Opinion · Punto y seguido

El burka de Sarkozy

Supongamos que la propuesta del presidente galo de prohibir el burka en las calles francesas no es para atizar el fuego de la farsa del choque de civilizaciones, ni estigmatizar a los musulmanes, ni renovar la simpatía de la ultraderecha hacia sus políticas o haciendo un guiño a la Iglesia, ni que tampoco pretende pasar a la historia como el salvador de las mujeres oprimidas, ni mucho menos dividir los ciudadanos por su indumentaria y así tapar la brecha que se ahonda entre los ricos y los pobres. Si los inmigrantes tuvieran derecho a voto, ¿hubiera lanzado esta iniciativa?
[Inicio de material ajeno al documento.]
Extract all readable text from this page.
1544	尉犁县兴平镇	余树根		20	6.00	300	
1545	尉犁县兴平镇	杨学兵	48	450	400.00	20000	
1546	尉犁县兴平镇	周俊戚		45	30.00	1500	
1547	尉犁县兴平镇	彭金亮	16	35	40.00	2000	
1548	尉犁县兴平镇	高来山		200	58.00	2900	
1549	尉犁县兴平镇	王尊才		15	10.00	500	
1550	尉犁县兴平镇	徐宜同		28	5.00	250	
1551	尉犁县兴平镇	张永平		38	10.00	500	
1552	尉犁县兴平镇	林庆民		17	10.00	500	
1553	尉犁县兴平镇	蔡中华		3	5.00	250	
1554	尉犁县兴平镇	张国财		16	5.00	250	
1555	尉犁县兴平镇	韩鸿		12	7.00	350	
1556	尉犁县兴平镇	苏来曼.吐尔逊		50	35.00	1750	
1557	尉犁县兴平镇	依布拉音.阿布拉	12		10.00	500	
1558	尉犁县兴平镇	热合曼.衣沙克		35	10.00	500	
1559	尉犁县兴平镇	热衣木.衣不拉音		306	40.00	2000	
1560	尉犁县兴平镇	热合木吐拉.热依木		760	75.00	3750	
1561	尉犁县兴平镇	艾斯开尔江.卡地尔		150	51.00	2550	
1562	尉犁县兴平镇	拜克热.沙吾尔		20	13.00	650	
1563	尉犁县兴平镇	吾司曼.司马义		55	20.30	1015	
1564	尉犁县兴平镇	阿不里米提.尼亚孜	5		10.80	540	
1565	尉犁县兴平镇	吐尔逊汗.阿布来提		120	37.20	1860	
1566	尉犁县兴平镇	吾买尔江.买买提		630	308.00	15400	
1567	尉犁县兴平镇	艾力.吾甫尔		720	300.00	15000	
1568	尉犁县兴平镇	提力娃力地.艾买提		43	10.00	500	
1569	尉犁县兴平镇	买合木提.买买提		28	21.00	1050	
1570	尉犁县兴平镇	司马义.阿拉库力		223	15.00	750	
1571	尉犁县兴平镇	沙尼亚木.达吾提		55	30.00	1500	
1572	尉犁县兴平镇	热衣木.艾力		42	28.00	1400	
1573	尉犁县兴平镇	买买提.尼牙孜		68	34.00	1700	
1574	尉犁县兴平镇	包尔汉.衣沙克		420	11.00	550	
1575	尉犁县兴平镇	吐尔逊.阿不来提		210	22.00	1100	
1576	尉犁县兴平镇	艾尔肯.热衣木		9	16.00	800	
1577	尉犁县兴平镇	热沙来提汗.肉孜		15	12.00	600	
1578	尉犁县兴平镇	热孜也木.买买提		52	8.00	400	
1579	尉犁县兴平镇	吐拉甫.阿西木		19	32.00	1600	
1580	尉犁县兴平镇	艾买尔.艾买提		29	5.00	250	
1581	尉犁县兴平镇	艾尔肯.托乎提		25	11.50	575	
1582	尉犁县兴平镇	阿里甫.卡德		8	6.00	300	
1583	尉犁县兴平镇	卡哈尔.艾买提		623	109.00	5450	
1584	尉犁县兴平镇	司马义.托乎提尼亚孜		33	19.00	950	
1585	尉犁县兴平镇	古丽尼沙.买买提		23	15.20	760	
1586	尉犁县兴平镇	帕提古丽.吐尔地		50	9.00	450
Aunque creamos que Sarkozy está preocupado realmente por la “dignidad y libertad” de las portadoras del burka, su enfoque tiene los rasgos clásicos de la mirada de derechas: eliminar la manifestación de un problema en vez de solucionarlo e imponer un proyecto desde arriba, sin un estudio y debate previos. El burka –deformación fonética de purda, “cortina” en la lengua dari–, que cubría a las pashtunes, fue impuesto a todas las afganas cuando los talibanes, de la misma etnia, tomaron el poder. Esta “prisión móvil”, invento de mentes perversas que convierte a la mujer en un bulto sin identidad y le provoca graves enfermedades físicas y traumas psicológicos, es una de las manifestaciones más agresivas de la violencia contra la mujer. Su prohibición liberará a algunas, mientras a otras las condenará a permanecer en casa y perder el contacto con el mundo de los vivos. Sarkozy, que no reconoce el fracaso de sus políticas de integración, oculta la contribución de su país en instalar una teocracia en el Afganistán ocupado, cuyas leyes –que incluyen la del talión y la lapidación– consideran a la mujer un ser de segunda categoría. ¡Allí al presidente no le interesa separar la religión del Estado! Arrancando el burka no se eliminan los mecanismos sofisticados y complejos del dominio del sistema patriarcal sobre la mujer. Tampoco ayuda la multiculturalidad mal entendida, que justifica la telaraña de intereses de unos sobre otros y, en nombre de la libertad religiosa, deja sola a la mujer en la lucha por su liberación.

Un debate abierto y sin miedos sobre los derechos de la mujer musulmana, el desarrollo de políticas que contribuyan en su independencia económica, paralelo a una educación en igualdad, harán que ningún hombre se sienta feliz al lado de una mujer anulada.